すぐ近くに姉妹店が…
ホテル千扇。雰囲気のいいレトロなホテルだ。調べてみるとここは、ホテル富貴の姉妹店らしい。
ホテル千扇は富貴よりも古い1964年に創業。現在は毎週土曜日の13時~18時まで、休憩のみ営業している。また、時々イベントも開催されているようだ。
いつか千扇にも行ってみたい。そう思いながら4年が過ぎたある日、SNSを眺めていると、ホテル千扇で写真展が開催されることを知る。入場料だけで、写真展とともにホテル千扇の部屋に入ることができるようだ。
いよいよその日を迎えた。

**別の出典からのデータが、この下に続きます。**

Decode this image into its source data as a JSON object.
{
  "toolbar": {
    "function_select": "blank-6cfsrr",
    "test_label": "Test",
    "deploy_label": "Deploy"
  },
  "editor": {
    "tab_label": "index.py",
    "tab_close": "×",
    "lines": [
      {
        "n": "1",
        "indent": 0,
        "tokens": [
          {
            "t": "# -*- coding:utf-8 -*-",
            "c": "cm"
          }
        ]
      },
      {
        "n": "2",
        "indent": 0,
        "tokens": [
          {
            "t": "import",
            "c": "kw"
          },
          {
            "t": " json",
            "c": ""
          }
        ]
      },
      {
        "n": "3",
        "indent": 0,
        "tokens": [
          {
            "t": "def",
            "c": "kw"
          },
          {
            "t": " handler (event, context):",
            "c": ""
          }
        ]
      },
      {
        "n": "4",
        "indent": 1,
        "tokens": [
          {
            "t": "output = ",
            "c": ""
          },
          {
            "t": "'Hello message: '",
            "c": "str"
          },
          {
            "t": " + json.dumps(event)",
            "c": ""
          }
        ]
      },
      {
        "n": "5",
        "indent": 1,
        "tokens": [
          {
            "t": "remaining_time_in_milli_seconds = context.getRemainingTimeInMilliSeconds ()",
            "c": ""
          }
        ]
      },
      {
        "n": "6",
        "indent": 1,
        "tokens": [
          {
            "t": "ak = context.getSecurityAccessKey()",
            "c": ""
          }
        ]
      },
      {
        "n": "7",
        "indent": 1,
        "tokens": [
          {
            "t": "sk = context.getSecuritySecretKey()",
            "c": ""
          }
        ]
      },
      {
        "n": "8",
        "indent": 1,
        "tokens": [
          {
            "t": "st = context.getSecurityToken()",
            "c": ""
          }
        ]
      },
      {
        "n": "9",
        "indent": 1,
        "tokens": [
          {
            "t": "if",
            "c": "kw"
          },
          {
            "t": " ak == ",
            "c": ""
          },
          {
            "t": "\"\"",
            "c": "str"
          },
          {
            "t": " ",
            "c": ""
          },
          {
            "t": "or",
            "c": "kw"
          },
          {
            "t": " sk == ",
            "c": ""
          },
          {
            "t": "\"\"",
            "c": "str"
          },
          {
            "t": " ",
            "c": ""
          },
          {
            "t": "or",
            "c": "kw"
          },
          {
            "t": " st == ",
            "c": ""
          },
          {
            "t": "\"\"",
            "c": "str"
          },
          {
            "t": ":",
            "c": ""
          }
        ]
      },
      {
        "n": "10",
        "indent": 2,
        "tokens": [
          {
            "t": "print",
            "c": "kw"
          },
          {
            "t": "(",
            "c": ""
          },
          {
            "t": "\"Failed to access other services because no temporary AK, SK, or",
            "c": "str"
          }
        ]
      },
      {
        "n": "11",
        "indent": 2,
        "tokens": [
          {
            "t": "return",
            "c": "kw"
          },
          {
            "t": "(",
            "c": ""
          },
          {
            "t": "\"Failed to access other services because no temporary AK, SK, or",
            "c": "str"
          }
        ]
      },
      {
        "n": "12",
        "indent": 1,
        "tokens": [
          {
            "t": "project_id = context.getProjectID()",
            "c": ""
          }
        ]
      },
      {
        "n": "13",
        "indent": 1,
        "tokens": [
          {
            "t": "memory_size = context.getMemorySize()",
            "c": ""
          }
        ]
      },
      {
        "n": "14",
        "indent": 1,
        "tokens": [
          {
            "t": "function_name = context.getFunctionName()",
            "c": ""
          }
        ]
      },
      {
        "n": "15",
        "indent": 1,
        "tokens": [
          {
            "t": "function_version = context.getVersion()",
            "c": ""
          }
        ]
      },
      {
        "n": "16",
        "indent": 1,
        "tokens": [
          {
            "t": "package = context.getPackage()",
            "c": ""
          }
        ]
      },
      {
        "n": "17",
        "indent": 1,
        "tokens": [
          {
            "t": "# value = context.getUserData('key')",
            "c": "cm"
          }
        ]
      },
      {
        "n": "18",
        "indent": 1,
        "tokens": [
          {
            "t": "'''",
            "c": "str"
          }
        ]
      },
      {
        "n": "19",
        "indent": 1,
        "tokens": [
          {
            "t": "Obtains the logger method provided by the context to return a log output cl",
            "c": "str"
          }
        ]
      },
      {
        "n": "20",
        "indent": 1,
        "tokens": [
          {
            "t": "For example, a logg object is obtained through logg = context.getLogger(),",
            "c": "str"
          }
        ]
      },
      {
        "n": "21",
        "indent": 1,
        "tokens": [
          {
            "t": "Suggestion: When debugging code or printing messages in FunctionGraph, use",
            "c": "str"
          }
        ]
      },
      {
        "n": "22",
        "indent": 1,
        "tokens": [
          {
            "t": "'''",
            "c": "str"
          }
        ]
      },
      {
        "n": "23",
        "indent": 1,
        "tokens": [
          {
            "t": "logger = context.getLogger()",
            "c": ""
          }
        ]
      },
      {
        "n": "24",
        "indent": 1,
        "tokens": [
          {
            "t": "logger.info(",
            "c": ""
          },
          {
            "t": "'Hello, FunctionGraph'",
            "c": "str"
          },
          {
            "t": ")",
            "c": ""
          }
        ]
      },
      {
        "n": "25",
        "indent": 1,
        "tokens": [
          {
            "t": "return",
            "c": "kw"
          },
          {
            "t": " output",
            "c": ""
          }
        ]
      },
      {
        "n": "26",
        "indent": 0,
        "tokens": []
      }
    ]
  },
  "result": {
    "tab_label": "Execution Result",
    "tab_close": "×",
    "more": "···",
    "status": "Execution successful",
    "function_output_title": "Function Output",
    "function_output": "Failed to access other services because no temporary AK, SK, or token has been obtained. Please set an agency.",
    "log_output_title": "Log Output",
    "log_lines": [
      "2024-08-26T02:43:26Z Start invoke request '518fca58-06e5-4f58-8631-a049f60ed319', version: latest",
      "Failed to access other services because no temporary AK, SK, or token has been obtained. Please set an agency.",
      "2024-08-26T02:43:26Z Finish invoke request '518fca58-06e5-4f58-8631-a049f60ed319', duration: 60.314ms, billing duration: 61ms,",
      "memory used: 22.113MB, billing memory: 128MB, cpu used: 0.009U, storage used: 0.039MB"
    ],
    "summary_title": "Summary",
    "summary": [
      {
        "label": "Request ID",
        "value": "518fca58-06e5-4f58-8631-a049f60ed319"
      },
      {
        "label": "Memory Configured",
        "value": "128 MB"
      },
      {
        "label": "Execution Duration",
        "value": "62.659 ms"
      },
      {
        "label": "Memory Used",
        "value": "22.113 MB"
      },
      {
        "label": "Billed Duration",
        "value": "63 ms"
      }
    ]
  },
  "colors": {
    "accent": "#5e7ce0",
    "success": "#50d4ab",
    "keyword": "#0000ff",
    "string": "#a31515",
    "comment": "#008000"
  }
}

京橋に着くと、慣れた足取りでホテル千扇へと向かう。千扇は富貴と違い、古めかしい昭和の旅館といった風情だ。扉を開けると、真っ赤な絨毯が目に飛び込んできた。入場料を払うと館内は自由に写真撮影OKとのことで、心ゆくまで撮ることができた。
控えめで上品な昭和テイスト
千扇は富貴に比べて豪奢な装飾はないものの、控えめで上品な昭和テイストだ。レトロ好きはもちろん、お忍びのカップルや、あらゆるホテルに行き尽くした上級者まで、幅広く好まれそうである。まず目に留まるのは吹き抜けのある大階段。城のような幅のある優雅な階段をあがれば、女性は誰でもお姫様気分である。
ホテル千扇の見どころは、館内のいたるところに施された装飾だ。さまざまなタイプが散りばめられ、上品な豪華さと格式の高さがうかがえる。廊下の突き当りにはもうひとつ階段が。
入り口の大階段よりこじんまりとしているものの、狭い空間にエレガンスが詰まっている。廊下や階段を照らす照明も非常にあでやかだ。よく見ると形がそれぞれ違い、植物が絡まっているものもある。
千扇の部屋は富貴と違ってそれぞれなにかテーマがあるわけではなく、全室シンプルな部屋が並んでいる。とはいえ間取りや内装はすべて違う。逢瀬を重ねるたびに(もちろんひとりでの利用でも)楽しめるだろう。
扉を開けると飛び石と敷石で作られた日本庭園調の玄関が奥へ伸び、一瞬で温泉街の旅館にでも来たかのような特別な気分になる。
レトロなタイルがふんだんに使われた浴室には、現代から見ると少し狭い浴槽がある。しかし当時の家庭は銭湯に行くのが主流だったことから、プライベートな風呂は大変貴重で人気があったそうだ。
部屋は洋室と和室があり、洋室にはベッドが置かれ、和室には畳の上に布団が敷かれている。
ベッドや布団の横にあるカーテンや小さなふすまを開けるとそこには鏡が現れる。これは少しでも部屋を広く見せるため、また自身の体を映すためのものだとか。のちに全面鏡張りの部屋へと進化するラブホテルの歴史からすると、控えめで品のある仕掛けである。